Sala Penal confirma pena de 23 años

La Sala Penal de la Corte confirmó la condena de 23 años de cárcel para un joven hallado culpable de matar durante un asalto en un colectivo a un estudiante universitario en el Alto Paraná. La sentencia afecta a Francisco Javier González Martínez, quien tenía 18 años en el momento del hecho, y fue hallado culpable por homicidio doloso y robo agravado. Él niega la autoría del crimen.

En juicio.  Francisco Javier González, junto a su defensora, durante la audiencia en el caso.

En juicio. Francisco Javier González, junto a su defensora, durante la audiencia en el caso.

El caso es por la muerte del estudiante universitario Rubén Tuncho Darío Chaparro, registrada el 30 de mayo de 2009. Los ministros Alicia Pucheta de Correa, Sindulfo Blanco y Luis María Benítez Riera, en forma unánime, confirmaron el fallo del Tribunal de Apelación Penal, Segunda Sala, del Alto Paraná, del 15 de febrero de 2013. Los camaristas, a su vez, habían confirmado la sentencia dictada en el juicio oral, el 21 de setiembre de 2012, por los jueces Carmen Barrios, Cleto Quintana y Neyder Alarcón. Los jueces determinaron que Francisco Javier González fue el autor del disparo que segó la vida del joven estudiante de la carrera de Ingeniería Electrónica, durante el suceso ocurrido en el interior de un transporte público que se desplazaba en el km 5,5 de la avenida San Blas repleto de pasajeros. El acusado fue reconocido por una testigo, quien dijo en el juicio que Francisco González se sentó a su lado en un ómnibus de la empresa 3 de Febrero, el día en que consumó el crimen junto con otras tres personas, entre ellas una mujer.
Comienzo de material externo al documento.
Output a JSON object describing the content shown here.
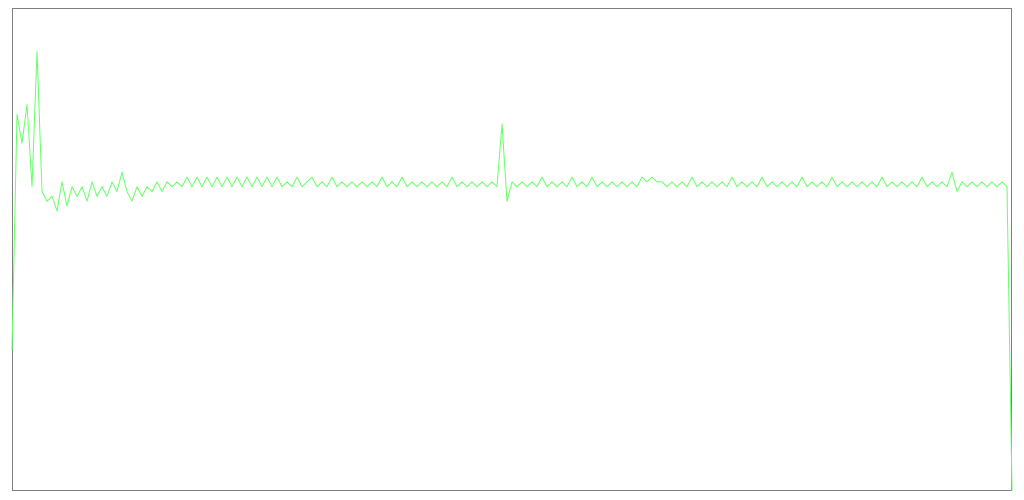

casación. La defensa del acusado presentó la casación con el argumento de que la prueba de reconocimiento de persona se realizó fuera de la ley, ya que la testigo lo había visto antes en la sede policial.

También cuestionó las testificales, además de señalar que el fallo dictado por los camaristas era totalmente infundado. Los ministros, por su parte, señalan en el fallo que el recurso de casación no podía prosperar por estas argumentaciones, ya que las quejas se refieren mucho al juicio oral.

Alegan que por el principio de inmediación, esto no podía ser revalorado por los camaristas ni por la Corte. Asimismo, al analizar el fallo, apunta que el mismo estaba bien fundado, ya que respondió a todos los cuestionamientos de la defensa. Al final, Pucheta vota por la confirmación de la condena para el encausado. Sus colegas, Sindulfo Blanco y Luis María Benítez Riera, se adhirieron al voto de la ministra.